When I was finished I was honestly not all that taken with the jumper. I kind of felt it coming while I was working on it and felt a bit underwhelmed about it. Not bad mind, just sort of okay, where I had expected and hoped to love the garment. As always, I enjoyed knitting with Icelandic yarn and I loved the richness of the heathered colours but that was sort of it. I was mostly going just through the motions of knitting it and I wondered, or hoped perhaps, that this feeling was still a remnant of shaking of my stagnant creative mood which I struggled with at the time of knitting. I was feeling increasingly meh about it while I was doing the finishing on the jumper and didn’t even try it on before blocking it (unheard of!). I was surprised at this, especially because this amazing colour palette suits me so well and I just wasn’t loving it.

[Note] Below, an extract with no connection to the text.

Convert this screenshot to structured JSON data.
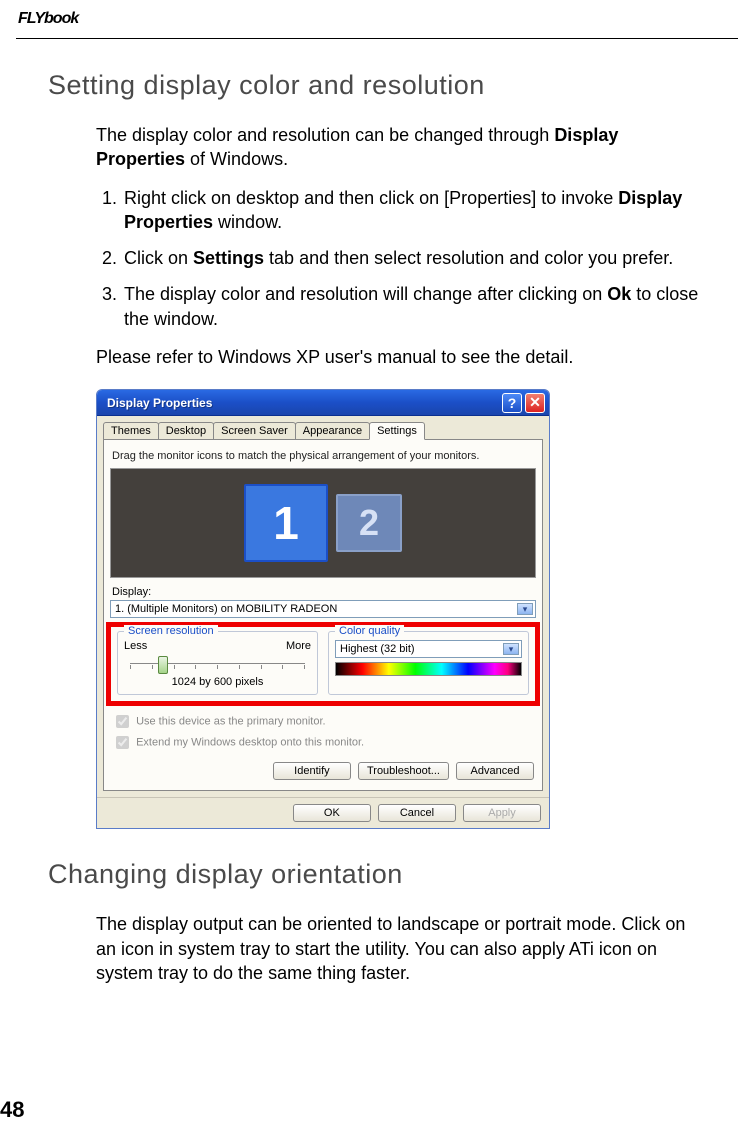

Until I put it on that is! My feelings about the jumper made a complete u-turn. I loved it on me. It is as if it came more alive when worn or something. It’s so weird and not something I remember having felt before, certainly not so strongly. Yet, I can only be glad about it! I think the colourwork on this one, because of its dark charcoal flowers and with the more natural coloured background stripes of moody and heathered greens, golds and rusts it is a bit more subtle than my first Afmaeli version with its light oatmeal colourwork on slightly brighter rainbow stripes. I think there is room in the wardrobe for both moods. Anyway, so yeah I love it now, cautiously, but definitely love it. Finally I’m just sad that this jumper uses some lovely colours that are now discontinued, and when I run out of what little I have left that will be it for them. Obviously there are worse problems and all that, but this is a colourwork knitter’s blog where there is room to have a moment for these types of things.

Winter weather has since truly arrived in December, and the frost coating the land has had a transforming effect on the outside world. This post seems well timed, since this lopapeysa, together with my other Icelandic sweaters, has been pretty much in constant rotation since the freezing weather arrived. I hope you are all well and warm and toasty and wishing you a sparkling winter solstice (or summer solstice to our southern friends!) and to those that celebrate a very festive holiday. Thanks for reading and see you later!

2 thoughts on “Hazel Afmaeli Yoke

  1. Een schitterende kleurenwerk trui. prachtige bos en natuurkleuren. Een van je geliefde garens. Kan me voorstellen dat het je raakt dat sommige kleuren niet meer terug komen in hun collectie. Fijn dat je ze in een aantal projecten hebt verwerkt.
    Een geweldige trui om het bos mee te verkennen.

    1. Ha bedankt echt fijne trui ja! Ja super zonde dat ze een aantal mooie kleuren hebben beeindigd dus maar extra koesteren wat we er nog van hebben!